The ensemble scores for this dataset appear to be random normalized sums from two or more pdfs of the forms given in Equation (2k). Given that these are independent random normalized sums, it can be easily shown that the product of two or more independent MDE pdfs is also an MDE pdf.
Figure 5 illustrates two sample MDE pdfs for two different values of alpha. The entropy of an MDE pdf is maximized when the mean of a distribution is greater than 0.5 [
27]. For the ensemble BCC model, from
Table 3, this criterion is satisfied. The lowest value of the ensemble BCC score is 0.57, which is greater than the mean of 0.5 required to maximize entropy and higher than the lowest values for the efficiency scores for the radial, non-radial and ensemble CCR models. As a result, the ensemble BCC model appears to maximize its entropy slightly better than the ensemble CCR model.

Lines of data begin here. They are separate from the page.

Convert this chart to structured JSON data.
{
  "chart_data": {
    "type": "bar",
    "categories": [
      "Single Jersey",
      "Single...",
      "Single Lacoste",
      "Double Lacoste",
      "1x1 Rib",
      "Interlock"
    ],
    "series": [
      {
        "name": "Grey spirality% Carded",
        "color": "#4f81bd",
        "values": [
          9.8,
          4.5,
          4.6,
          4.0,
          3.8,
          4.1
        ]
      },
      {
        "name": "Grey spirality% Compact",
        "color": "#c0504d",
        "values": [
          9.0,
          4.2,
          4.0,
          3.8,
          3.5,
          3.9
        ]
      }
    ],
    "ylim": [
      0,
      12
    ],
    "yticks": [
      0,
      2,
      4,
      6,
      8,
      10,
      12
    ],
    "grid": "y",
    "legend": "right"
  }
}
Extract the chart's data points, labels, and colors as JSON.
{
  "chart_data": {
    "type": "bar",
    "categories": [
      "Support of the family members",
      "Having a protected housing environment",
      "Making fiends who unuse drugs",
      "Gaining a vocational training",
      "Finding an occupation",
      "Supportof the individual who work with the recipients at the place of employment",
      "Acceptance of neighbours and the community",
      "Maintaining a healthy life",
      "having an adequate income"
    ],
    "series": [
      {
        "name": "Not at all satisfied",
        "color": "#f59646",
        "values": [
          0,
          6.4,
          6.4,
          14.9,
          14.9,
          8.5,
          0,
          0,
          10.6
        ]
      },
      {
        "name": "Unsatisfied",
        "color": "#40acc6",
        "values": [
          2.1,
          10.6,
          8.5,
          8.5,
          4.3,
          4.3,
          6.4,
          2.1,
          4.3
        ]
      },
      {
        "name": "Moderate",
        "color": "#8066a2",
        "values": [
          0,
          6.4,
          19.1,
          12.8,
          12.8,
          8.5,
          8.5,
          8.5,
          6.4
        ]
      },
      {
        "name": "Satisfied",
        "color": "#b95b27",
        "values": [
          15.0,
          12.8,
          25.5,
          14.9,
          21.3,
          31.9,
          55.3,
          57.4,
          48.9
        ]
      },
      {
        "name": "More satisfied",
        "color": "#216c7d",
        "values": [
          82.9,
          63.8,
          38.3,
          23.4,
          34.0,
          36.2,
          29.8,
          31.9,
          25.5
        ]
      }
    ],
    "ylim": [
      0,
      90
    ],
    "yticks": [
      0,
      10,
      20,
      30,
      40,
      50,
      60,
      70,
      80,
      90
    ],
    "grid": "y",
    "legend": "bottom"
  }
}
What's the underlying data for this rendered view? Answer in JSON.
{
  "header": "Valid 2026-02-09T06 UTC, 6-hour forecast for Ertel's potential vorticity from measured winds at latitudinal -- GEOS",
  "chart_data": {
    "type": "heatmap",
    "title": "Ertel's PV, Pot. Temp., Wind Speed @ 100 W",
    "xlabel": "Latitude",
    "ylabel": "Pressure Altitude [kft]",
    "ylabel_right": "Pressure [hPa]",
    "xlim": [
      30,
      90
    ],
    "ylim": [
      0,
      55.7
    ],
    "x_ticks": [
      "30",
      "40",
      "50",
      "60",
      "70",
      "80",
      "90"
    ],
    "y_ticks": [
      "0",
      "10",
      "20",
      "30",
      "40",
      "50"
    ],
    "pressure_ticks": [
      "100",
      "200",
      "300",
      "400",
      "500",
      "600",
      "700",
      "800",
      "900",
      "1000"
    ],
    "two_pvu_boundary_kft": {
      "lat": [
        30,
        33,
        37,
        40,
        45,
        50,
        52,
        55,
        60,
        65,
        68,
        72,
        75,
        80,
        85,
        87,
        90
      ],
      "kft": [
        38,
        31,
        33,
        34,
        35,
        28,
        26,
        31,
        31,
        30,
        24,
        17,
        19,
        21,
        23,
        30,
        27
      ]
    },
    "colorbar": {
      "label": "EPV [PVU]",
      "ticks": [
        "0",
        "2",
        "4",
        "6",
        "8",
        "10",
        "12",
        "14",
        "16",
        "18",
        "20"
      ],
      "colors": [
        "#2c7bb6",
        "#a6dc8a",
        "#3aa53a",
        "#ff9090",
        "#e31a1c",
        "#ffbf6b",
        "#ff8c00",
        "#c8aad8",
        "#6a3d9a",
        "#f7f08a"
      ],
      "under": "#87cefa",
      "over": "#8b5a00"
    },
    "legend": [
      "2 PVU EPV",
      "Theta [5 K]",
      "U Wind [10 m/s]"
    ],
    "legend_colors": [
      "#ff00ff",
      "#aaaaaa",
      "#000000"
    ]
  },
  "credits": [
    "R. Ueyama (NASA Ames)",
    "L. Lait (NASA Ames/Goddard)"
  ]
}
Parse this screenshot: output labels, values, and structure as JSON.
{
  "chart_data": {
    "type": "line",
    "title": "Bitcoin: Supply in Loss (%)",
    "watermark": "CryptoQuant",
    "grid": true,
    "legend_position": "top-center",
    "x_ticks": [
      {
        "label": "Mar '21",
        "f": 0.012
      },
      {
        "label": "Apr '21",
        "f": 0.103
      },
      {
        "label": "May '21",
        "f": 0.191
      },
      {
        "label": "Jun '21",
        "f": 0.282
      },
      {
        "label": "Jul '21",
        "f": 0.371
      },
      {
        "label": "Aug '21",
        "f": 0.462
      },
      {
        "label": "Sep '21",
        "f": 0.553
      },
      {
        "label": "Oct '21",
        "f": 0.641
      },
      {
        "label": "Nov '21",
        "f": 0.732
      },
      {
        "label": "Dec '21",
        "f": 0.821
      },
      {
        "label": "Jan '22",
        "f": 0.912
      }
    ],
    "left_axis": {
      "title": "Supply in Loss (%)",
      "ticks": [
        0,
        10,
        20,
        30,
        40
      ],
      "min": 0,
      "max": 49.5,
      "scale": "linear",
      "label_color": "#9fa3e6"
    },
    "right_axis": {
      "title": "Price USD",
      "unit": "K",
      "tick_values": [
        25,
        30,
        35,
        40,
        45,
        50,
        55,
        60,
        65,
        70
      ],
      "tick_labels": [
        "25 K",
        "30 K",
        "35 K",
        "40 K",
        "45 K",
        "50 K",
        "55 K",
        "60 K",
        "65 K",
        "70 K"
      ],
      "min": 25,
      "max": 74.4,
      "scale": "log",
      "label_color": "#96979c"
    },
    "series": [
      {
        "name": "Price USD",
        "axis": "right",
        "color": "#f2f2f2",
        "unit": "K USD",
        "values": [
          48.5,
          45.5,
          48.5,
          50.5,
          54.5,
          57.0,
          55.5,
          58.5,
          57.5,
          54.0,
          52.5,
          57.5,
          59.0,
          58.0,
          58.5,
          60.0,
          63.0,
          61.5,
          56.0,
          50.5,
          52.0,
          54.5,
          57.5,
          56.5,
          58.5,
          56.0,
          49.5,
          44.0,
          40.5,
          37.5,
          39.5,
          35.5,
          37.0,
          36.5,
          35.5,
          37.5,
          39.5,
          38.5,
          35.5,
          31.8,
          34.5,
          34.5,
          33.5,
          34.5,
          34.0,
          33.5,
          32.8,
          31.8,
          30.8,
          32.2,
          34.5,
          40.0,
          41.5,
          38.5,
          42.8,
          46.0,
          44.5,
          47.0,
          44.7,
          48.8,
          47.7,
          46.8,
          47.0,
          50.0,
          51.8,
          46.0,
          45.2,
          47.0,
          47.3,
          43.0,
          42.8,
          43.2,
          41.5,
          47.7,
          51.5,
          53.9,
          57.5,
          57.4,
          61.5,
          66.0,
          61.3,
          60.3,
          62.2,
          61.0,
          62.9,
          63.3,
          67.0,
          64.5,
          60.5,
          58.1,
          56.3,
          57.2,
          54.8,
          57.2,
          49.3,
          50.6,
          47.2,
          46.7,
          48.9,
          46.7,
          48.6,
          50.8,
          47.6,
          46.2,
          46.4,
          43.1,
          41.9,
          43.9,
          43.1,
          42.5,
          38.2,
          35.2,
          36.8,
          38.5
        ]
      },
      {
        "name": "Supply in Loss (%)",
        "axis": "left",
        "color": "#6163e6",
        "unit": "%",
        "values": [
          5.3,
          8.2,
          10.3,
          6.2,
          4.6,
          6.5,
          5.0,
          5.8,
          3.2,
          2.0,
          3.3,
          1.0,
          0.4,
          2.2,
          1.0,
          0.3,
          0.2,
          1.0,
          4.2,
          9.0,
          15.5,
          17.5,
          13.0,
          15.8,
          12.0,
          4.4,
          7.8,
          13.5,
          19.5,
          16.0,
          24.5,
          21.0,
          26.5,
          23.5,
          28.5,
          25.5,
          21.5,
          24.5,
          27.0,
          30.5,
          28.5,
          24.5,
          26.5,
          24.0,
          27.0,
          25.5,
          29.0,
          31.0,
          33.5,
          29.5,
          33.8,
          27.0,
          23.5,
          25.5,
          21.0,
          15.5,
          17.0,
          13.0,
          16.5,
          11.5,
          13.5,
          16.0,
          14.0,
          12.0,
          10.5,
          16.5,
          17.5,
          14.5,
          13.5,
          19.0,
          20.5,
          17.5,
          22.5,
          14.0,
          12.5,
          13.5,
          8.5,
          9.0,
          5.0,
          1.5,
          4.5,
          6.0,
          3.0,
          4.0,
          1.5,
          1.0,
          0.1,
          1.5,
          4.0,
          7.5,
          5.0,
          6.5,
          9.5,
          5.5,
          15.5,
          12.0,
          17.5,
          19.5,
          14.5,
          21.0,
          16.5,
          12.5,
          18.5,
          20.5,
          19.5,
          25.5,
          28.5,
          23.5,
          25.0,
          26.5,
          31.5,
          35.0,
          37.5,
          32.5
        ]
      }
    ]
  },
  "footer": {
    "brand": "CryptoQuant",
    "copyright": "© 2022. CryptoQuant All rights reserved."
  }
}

While ensemble scores have a minor violation of an identical distribution for some DMUs, a formal test of the normality of the distribution of the ensemble efficiency scores was conducted.
Table 4 illustrates the results of these tests. The Shapiro–Wilk statistic for the Ensemble CCR model is 0.944, and that for the Ensemble BCC model is 0.876, which, at 14 degrees of freedom, are non-significant, consistent the null hypothesis that the efficiency score distribution is normally distributed at the 95% level of statistical significance.
A paired sample t-test for the difference in mean efficiency scores between the Ensemble CCR and the Ensemble BCC models gives a |t|-value of 3.524, which is significant at the 99% level of statistical significance (df = 13), indicating that a variable returns-to-scale relationship exists between inputs and outputs. The normality of the ensemble efficiency score distributions increases the power of parametric statistical tests.